Колосов остановился и осмотрелся. В нескольких шагах впереди его смутно чернел силуэт часового.

— Не бойся, свой, — отвечал Колосов, подходя к часовому, который оказался рядовым его роты. — Ну что, брат, — спросил он его, чтобы только что-нибудь сказать, — ничего не видно?

— Никак нет-с, ваше благородие, — шепотом отвечал часовой, — сичас ничего, а давеча пытались подбираться, да мы их штыками турнули.

— Много их было?

— А кто их знает. Нешто ночью видать. Думается, человек с тридцать набралось.

— Убили кого? — с внутренним содроганием спросил Колосов.

— Доподлинно сказать не могу. Они ведь своих не оставляют, уносят. Только, думается, не без того, чтобы кого не уколошматили, потому слышно было, стонал ктой-тось.
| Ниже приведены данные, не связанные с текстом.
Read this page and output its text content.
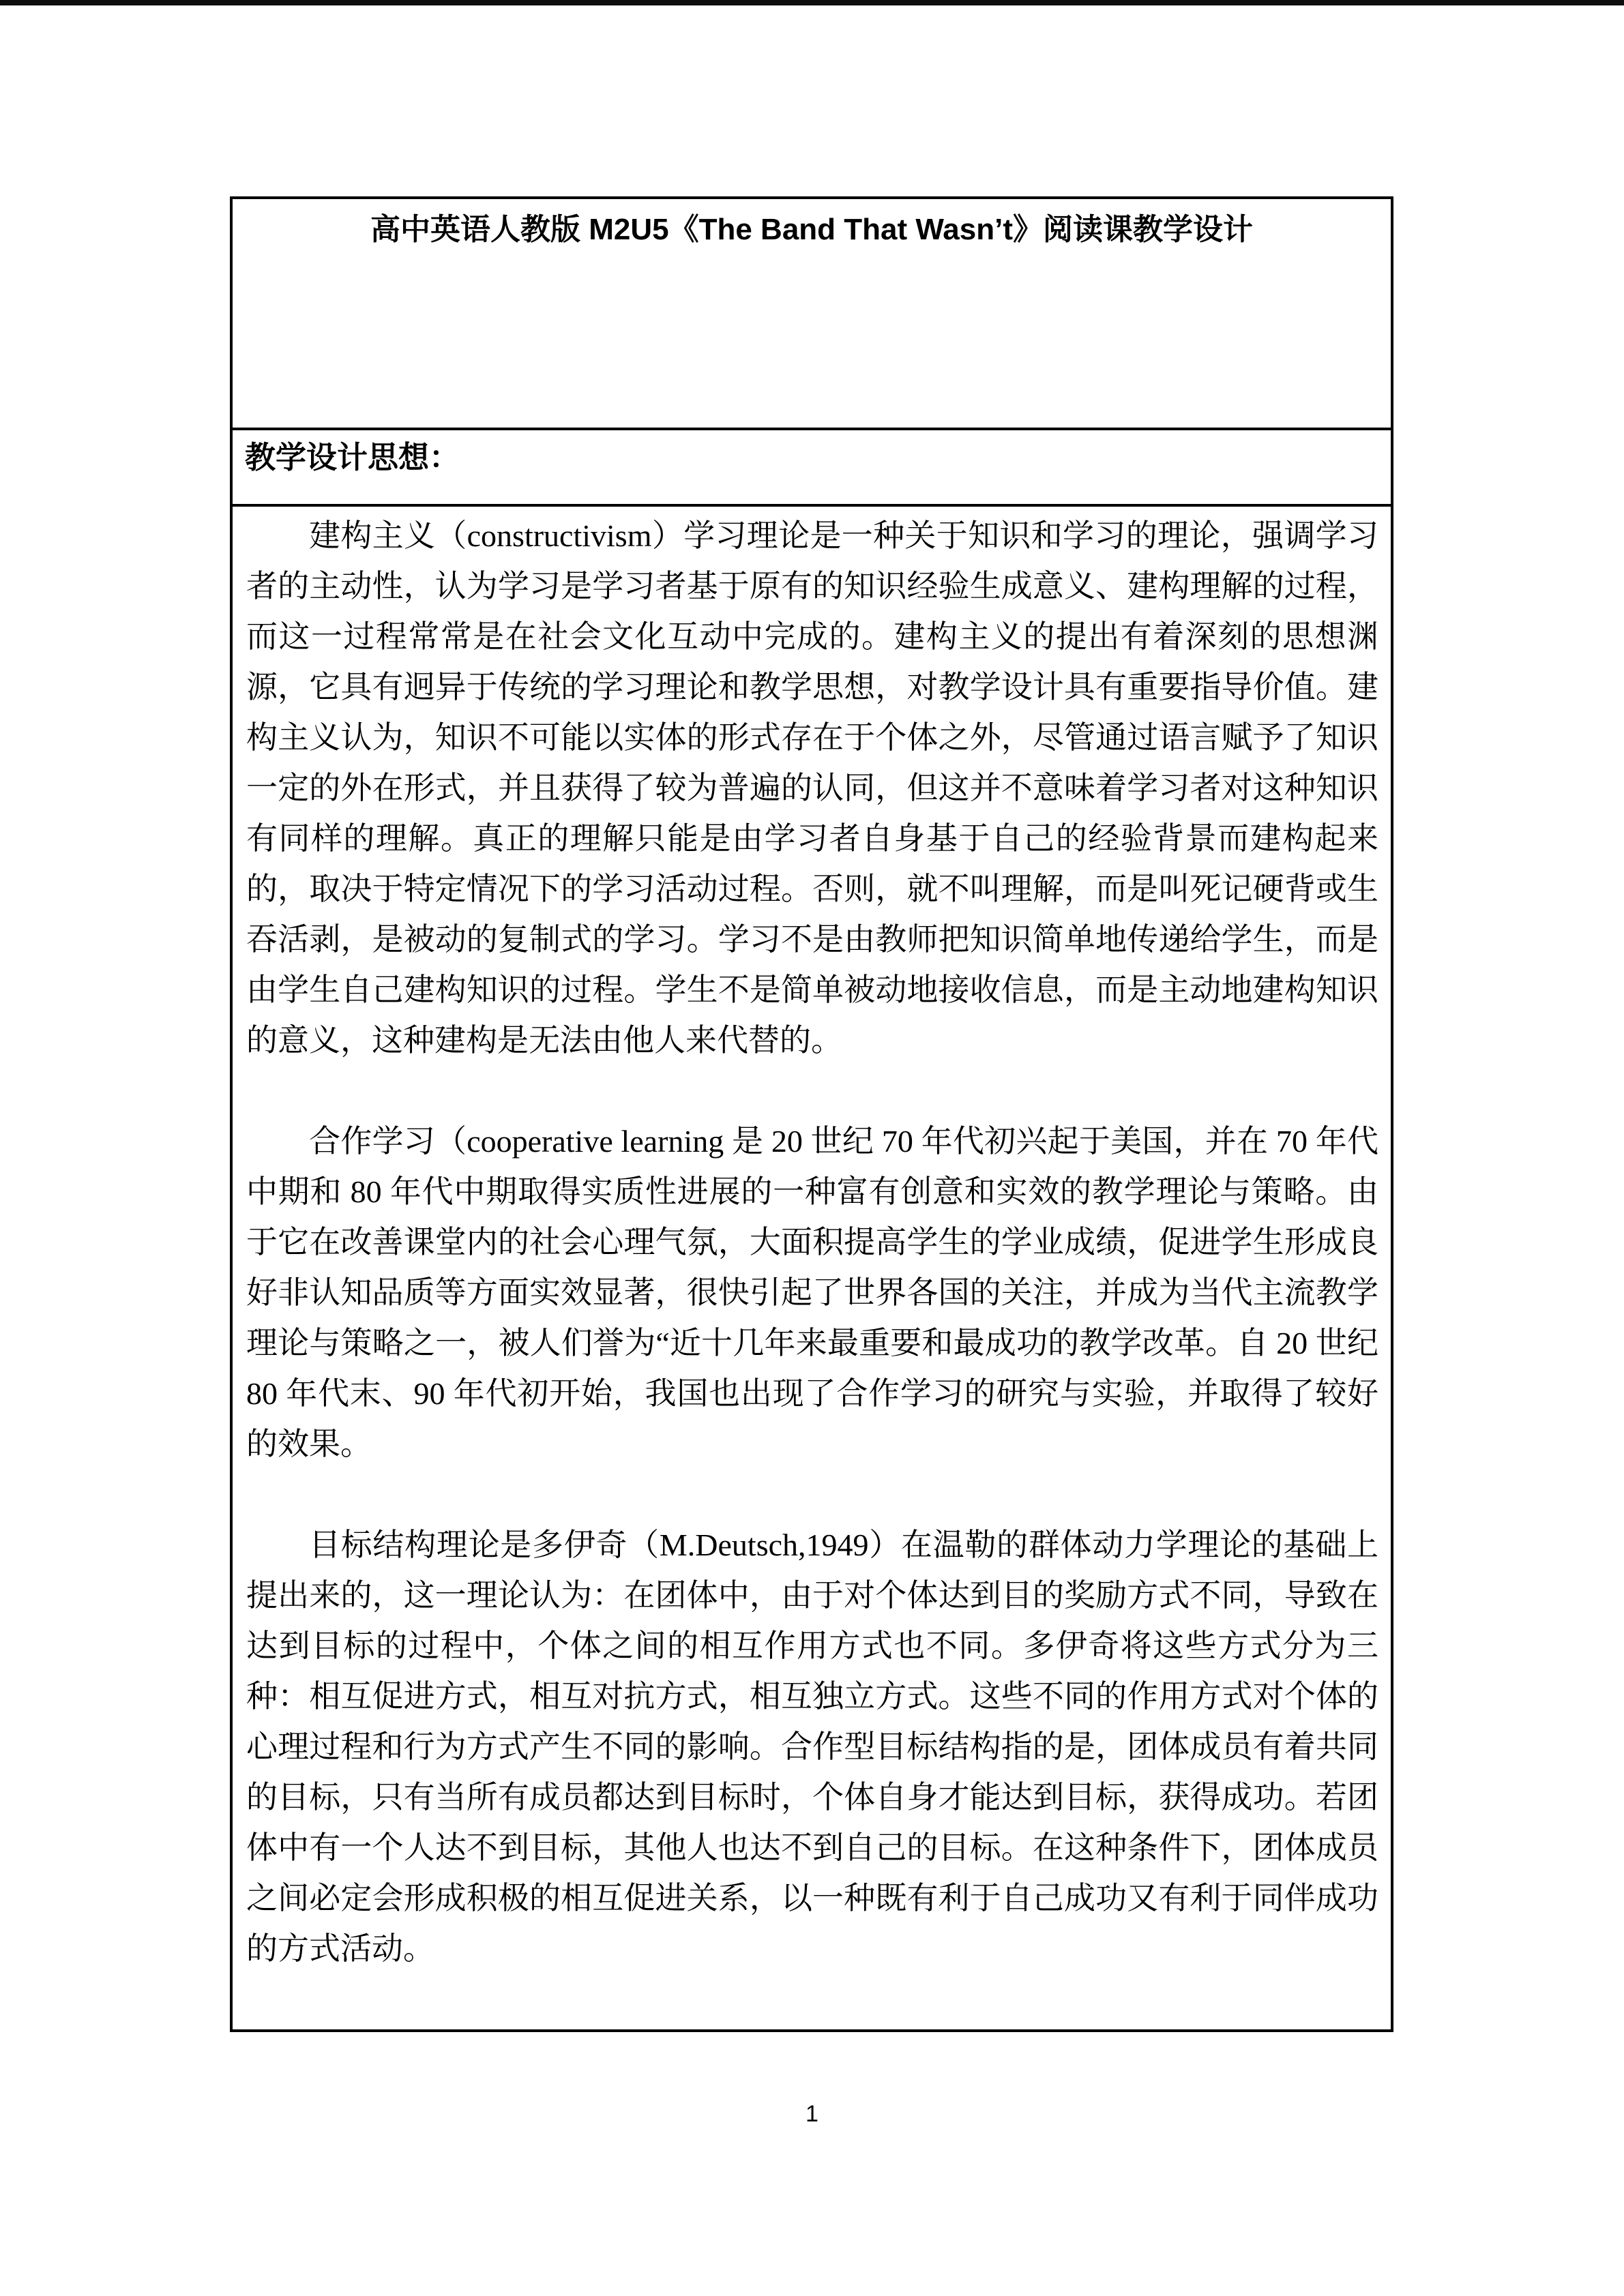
高中英语人教版 M2U5《The Band That Wasn’t》阅读课教学设计
教学设计思想：

建构主义（constructivism）学习理论是一种关于知识和学习的理论，强调学习者的主动性，认为学习是学习者基于原有的知识经验生成意义、建构理解的过程，而这一过程常常是在社会文化互动中完成的。建构主义的提出有着深刻的思想渊源，它具有迥异于传统的学习理论和教学思想，对教学设计具有重要指导价值。建构主义认为，知识不可能以实体的形式存在于个体之外，尽管通过语言赋予了知识一定的外在形式，并且获得了较为普遍的认同，但这并不意味着学习者对这种知识有同样的理解。真正的理解只能是由学习者自身基于自己的经验背景而建构起来的，取决于特定情况下的学习活动过程。否则，就不叫理解，而是叫死记硬背或生吞活剥，是被动的复制式的学习。学习不是由教师把知识简单地传递给学生，而是由学生自己建构知识的过程。学生不是简单被动地接收信息，而是主动地建构知识的意义，这种建构是无法由他人来代替的。

合作学习（cooperative learning 是 20 世纪 70 年代初兴起于美国，并在 70 年代中期和 80 年代中期取得实质性进展的一种富有创意和实效的教学理论与策略。由于它在改善课堂内的社会心理气氛，大面积提高学生的学业成绩，促进学生形成良好非认知品质等方面实效显著，很快引起了世界各国的关注，并成为当代主流教学理论与策略之一，被人们誉为“近十几年来最重要和最成功的教学改革。自 20 世纪 80 年代末、90 年代初开始，我国也出现了合作学习的研究与实验，并取得了较好的效果。

目标结构理论是多伊奇（M.Deutsch,1949）在温勒的群体动力学理论的基础上提出来的，这一理论认为：在团体中，由于对个体达到目的奖励方式不同，导致在达到目标的过程中，个体之间的相互作用方式也不同。多伊奇将这些方式分为三种：相互促进方式，相互对抗方式，相互独立方式。这些不同的作用方式对个体的心理过程和行为方式产生不同的影响。合作型目标结构指的是，团体成员有着共同的目标，只有当所有成员都达到目标时，个体自身才能达到目标，获得成功。若团体中有一个人达不到目标，其他人也达不到自己的目标。在这种条件下，团体成员之间必定会形成积极的相互促进关系，以一种既有利于自己成功又有利于同伴成功的方式活动。

1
«Да, конечно, не без того, — подумал Колосов, и ему стало скучно и тошно подле часового. — Куда ни пойдешь, о чем ни заговоришь, — всё убийства, убийства и убийства».

Он встал и пошел прочь.

— Ваше благородие, куда вы? — раздался сзади него встревоженный шепот часового. — К лагерю не в ту сторону, а назад.

Колосов ничего не ответил и пошел обратно.
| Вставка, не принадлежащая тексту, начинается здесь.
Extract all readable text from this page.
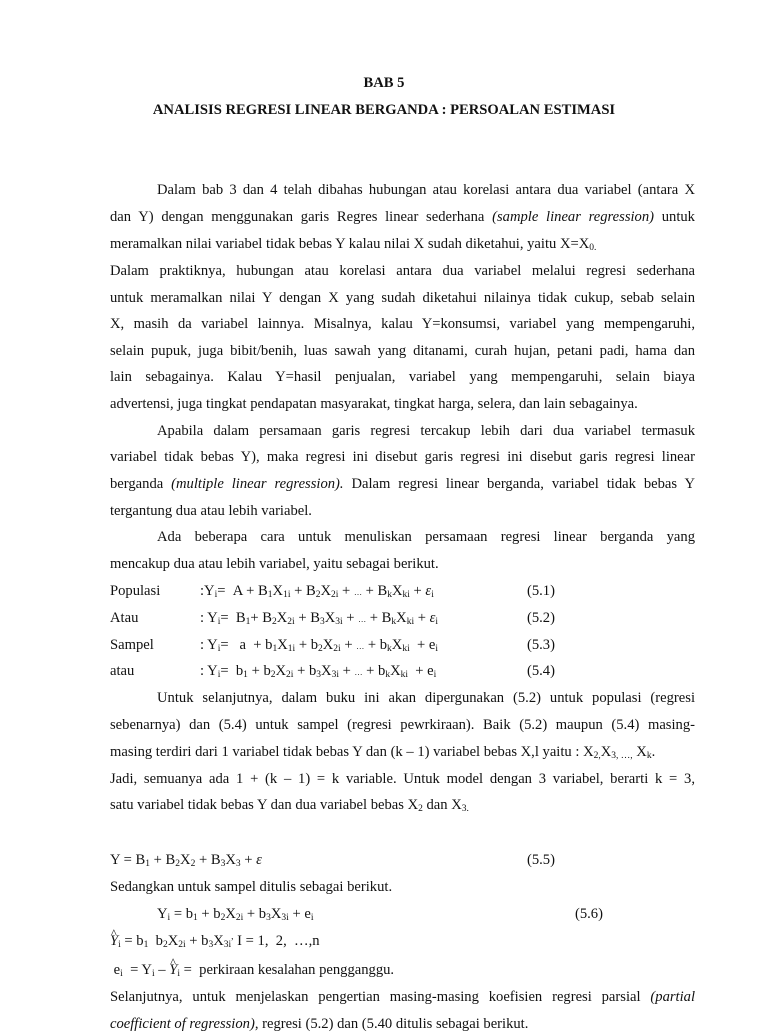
BAB 5
ANALISIS REGRESI LINEAR BERGANDA : PERSOALAN ESTIMASI
Dalam bab 3 dan 4 telah dibahas hubungan atau korelasi antara dua variabel (antara X
dan Y) dengan menggunakan garis Regres linear sederhana (sample linear regression) untuk
meramalkan nilai variabel tidak bebas Y kalau nilai X sudah diketahui, yaitu $X=X_{0.}$
Dalam praktiknya, hubungan atau korelasi antara dua variabel melalui regresi sederhana
untuk meramalkan nilai Y dengan X yang sudah diketahui nilainya tidak cukup, sebab selain
X, masih da variabel lainnya. Misalnya, kalau Y=konsumsi, variabel yang mempengaruhi,
selain pupuk, juga bibit/benih, luas sawah yang ditanami, curah hujan, petani padi, hama dan
lain sebagainya. Kalau Y=hasil penjualan, variabel yang mempengaruhi, selain biaya
advertensi, juga tingkat pendapatan masyarakat, tingkat harga, selera, dan lain sebagainya.
Apabila dalam persamaan garis regresi tercakup lebih dari dua variabel termasuk
variabel tidak bebas Y), maka regresi ini disebut garis regresi ini disebut garis regresi linear
berganda (multiple linear regression). Dalam regresi linear berganda, variabel tidak bebas Y
tergantung dua atau lebih variabel.
Ada beberapa cara untuk menuliskan persamaan regresi linear berganda yang
mencakup dua atau lebih variabel, yaitu sebagai berikut.
Populasi	$:Y_i= A + B_1X_{1i} + B_2X_{2i}$ + … + $B_kX_{ki} + \varepsilon_i$	(5.1)
Atau	: $Y_i= B_1+ B_2X_{2i} + B_3X_{3i}$ + … + $B_kX_{ki} + \varepsilon_i$	(5.2)
Sampel	: $Y_i= a + b_1X_{1i} + b_2X_{2i}$ + … + $b_kX_{ki} + e_i$	(5.3)
atau	: $Y_i= b_1 + b_2X_{2i} + b_3X_{3i}$ + … + $b_kX_{ki} + e_i$	(5.4)
Untuk selanjutnya, dalam buku ini akan dipergunakan (5.2) untuk populasi (regresi
sebenarnya) dan (5.4) untuk sampel (regresi pewrkiraan). Baik (5.2) maupun (5.4) masing-
masing terdiri dari 1 variabel tidak bebas Y dan (k – 1) variabel bebas X,l yaitu : $X_{2,}X_{3, \dots,}$ $X_k$.
Jadi, semuanya ada 1 + (k – 1) = k variable. Untuk model dengan 3 variabel, berarti k = 3,
satu variabel tidak bebas Y dan dua variabel bebas $X_2$ dan $X_{3.}$
$Y = B_1 + B_2X_2 + B_3X_3 + \varepsilon$	(5.5)
Sedangkan untuk sampel ditulis sebagai berikut.
$Y_i = b_1 + b_2X_{2i} + b_3X_{3i} + e_i$	(5.6)
^ $Y_i = b_1$  $b_2X_{2i} + b_3X_{3i}^,$ I = 1,  2,  …,n
$e_i = Y_i$ – ^ $Y_i$ =  perkiraan kesalahan pengganggu.
Selanjutnya, untuk menjelaskan pengertian masing-masing koefisien regresi parsial (partial
coefficient of regression), regresi (5.2) dan (5.40 ditulis sebagai berikut.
«Чудной какой-тось его благородие нонче стал», — подумал часовой, провожая его недоумевающим взглядом.

Не успел Колосов отойти несколько шагов, как в стороне что-то зашуршало.

Он приостановился.

— Кто там? — вполголоса спросил Колосов, пристально вглядываясь в ночную мглу. В ответ на его оклик неожиданно где-то у самой земли вспыхнул огонек. Грянул выстрел и следом за ним другой, но несколько дальше первого. Колосов увидел, как маячивший в нескольких шагах от него силуэт часового разом исчез, словно сквозь землю провалился… Иван Макарович хотел пойти посмотреть в чем дело, но в эту минуту почувствовал нестерпимую тупую боль в правом колене, заставившую его опуститься на землю… Раздался топот бегущих тяжелообутых ног, и несколько человек солдат пробежали мимо него, направляясь к тому месту, где должен был находиться часовой. Один из бегущих в темноте наскочил на Колосова, споткнулся и чуть было не упал на него.
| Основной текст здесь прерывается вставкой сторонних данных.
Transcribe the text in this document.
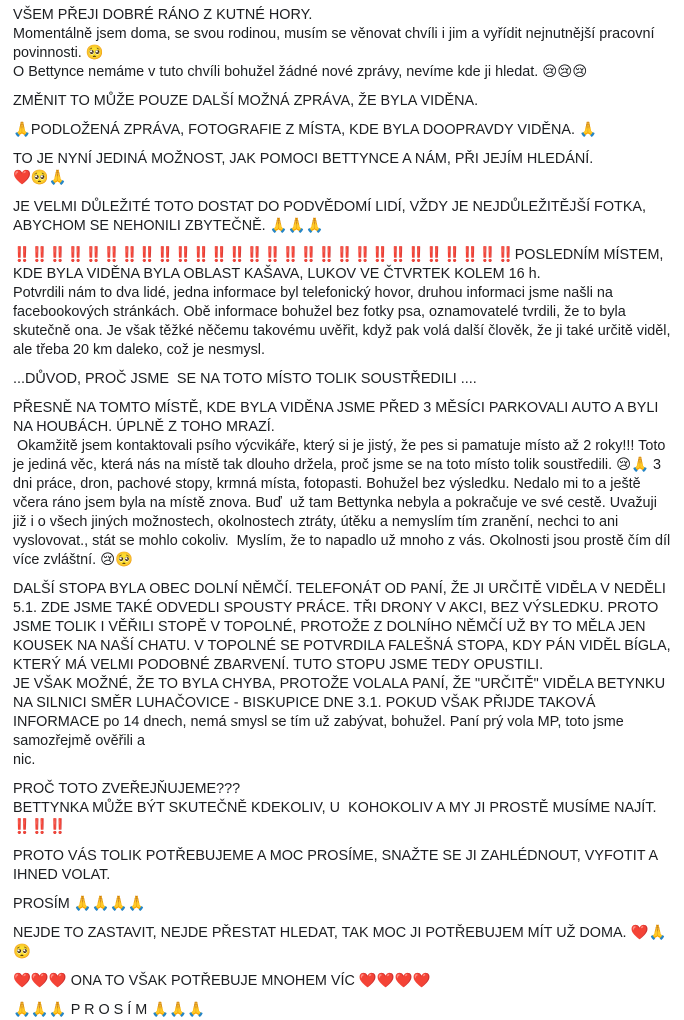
VŠEM PŘEJI DOBRÉ RÁNO Z KUTNÉ HORY.
Momentálně jsem doma, se svou rodinou, musím se věnovat chvíli i jim a vyřídit nejnutnější pracovní povinnosti. 🥺
O Bettynce nemáme v tuto chvíli bohužel žádné nové zprávy, nevíme kde ji hledat. 😢😢😢

ZMĚNIT TO MŮŽE POUZE DALŠÍ MOŽNÁ ZPRÁVA, ŽE BYLA VIDĚNA.

🙏PODLOŽENÁ ZPRÁVA, FOTOGRAFIE Z MÍSTA, KDE BYLA DOOPRAVDY VIDĚNA. 🙏

TO JE NYNÍ JEDINÁ MOŽNOST, JAK POMOCI BETTYNCE A NÁM, PŘI JEJÍM HLEDÁNÍ.
❤️🥺🙏

JE VELMI DŮLEŽITÉ TOTO DOSTAT DO PODVĚDOMÍ LIDÍ, VŽDY JE NEJDŮLEŽITĚJŠÍ FOTKA, ABYCHOM SE NEHONILI ZBYTEČNĚ. 🙏🙏🙏

‼️‼️‼️‼️‼️‼️‼️‼️‼️‼️‼️‼️‼️‼️‼️‼️‼️‼️‼️‼️‼️‼️‼️‼️‼️‼️‼️‼️POSLEDNÍM MÍSTEM, KDE BYLA VIDĚNA BYLA OBLAST KAŠAVA, LUKOV VE ČTVRTEK KOLEM 16 h.
Potvrdili nám to dva lidé, jedna informace byl telefonický hovor, druhou informaci jsme našli na facebookových stránkách. Obě informace bohužel bez fotky psa, oznamovatelé tvrdili, že to byla skutečně ona. Je však těžké něčemu takovému uvěřit, když pak volá další člověk, že ji také určitě viděl, ale třeba 20 km daleko, což je nesmysl.

...DŮVOD, PROČ JSME  SE NA TOTO MÍSTO TOLIK SOUSTŘEDILI ....

PŘESNĚ NA TOMTO MÍSTĚ, KDE BYLA VIDĚNA JSME PŘED 3 MĚSÍCI PARKOVALI AUTO A BYLI NA HOUBÁCH. ÚPLNĚ Z TOHO MRAZÍ.
Okamžitě jsem kontaktovali psího výcvikáře, který si je jistý, že pes si pamatuje místo až 2 roky!!! Toto je jediná věc, která nás na místě tak dlouho držela, proč jsme se na toto místo tolik soustředili. 😢🙏 3 dni práce, dron, pachové stopy, krmná místa, fotopasti. Bohužel bez výsledku. Nedalo mi to a ještě včera ráno jsem byla na místě znova. Buď  už tam Bettynka nebyla a pokračuje ve své cestě. Uvažuji již i o všech jiných možnostech, okolnostech ztráty, útěku a nemyslím tím zranění, nechci to ani vyslovovat., stát se mohlo cokoliv.  Myslím, že to napadlo už mnoho z vás. Okolnosti jsou prostě čím díl více zvláštní. 😢🥺

DALŠÍ STOPA BYLA OBEC DOLNÍ NĚMČÍ. TELEFONÁT OD PANÍ, ŽE JI URČITĚ VIDĚLA V NEDĚLI 5.1. ZDE JSME TAKÉ ODVEDLI SPOUSTY PRÁCE. TŘI DRONY V AKCI, BEZ VÝSLEDKU. PROTO JSME TOLIK I VĚŘILI STOPĚ V TOPOLNÉ, PROTOŽE Z DOLNÍHO NĚMČÍ UŽ BY TO MĚLA JEN KOUSEK NA NAŠÍ CHATU. V TOPOLNÉ SE POTVRDILA FALEŠNÁ STOPA, KDY PÁN VIDĚL BÍGLA, KTERÝ MÁ VELMI PODOBNÉ ZBARVENÍ. TUTO STOPU JSME TEDY OPUSTILI.
JE VŠAK MOŽNÉ, ŽE TO BYLA CHYBA, PROTOŽE VOLALA PANÍ, ŽE "URČITĚ" VIDĚLA BETYNKU NA SILNICI SMĚR LUHAČOVICE - BISKUPICE DNE 3.1. POKUD VŠAK PŘIJDE TAKOVÁ INFORMACE po 14 dnech, nemá smysl se tím už zabývat, bohužel. Paní prý vola MP, toto jsme samozřejmě ověřili a
nic.

PROČ TOTO ZVEŘEJŇUJEME???
BETTYNKA MŮŽE BÝT SKUTEČNĚ KDEKOLIV, U  KOHOKOLIV A MY JI PROSTĚ MUSÍME NAJÍT. ‼️‼️‼️

PROTO VÁS TOLIK POTŘEBUJEME A MOC PROSÍME, SNAŽTE SE JI ZAHLÉDNOUT, VYFOTIT A IHNED VOLAT.

PROSÍM 🙏🙏🙏🙏

NEJDE TO ZASTAVIT, NEJDE PŘESTAT HLEDAT, TAK MOC JI POTŘEBUJEM MÍT UŽ DOMA. ❤️🙏🥺

❤️❤️❤️ ONA TO VŠAK POTŘEBUJE MNOHEM VÍC ❤️❤️❤️❤️

🙏🙏🙏 P R O S Í M 🙏🙏🙏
— Братцы, стойте, вот ён! — заорал солдат, отскакивая в сторону и уже занося над Колосовым штык.

— Болван! — крикнул тот. — Ослеп? Своего офицера не видишь?

Солдат опешил, сконфузился и робким извиняющимся голосом забормотал:

— Виноват, ваше благородие, явите начальническую милость, простите, не доглядел, темно. Думал, чечен.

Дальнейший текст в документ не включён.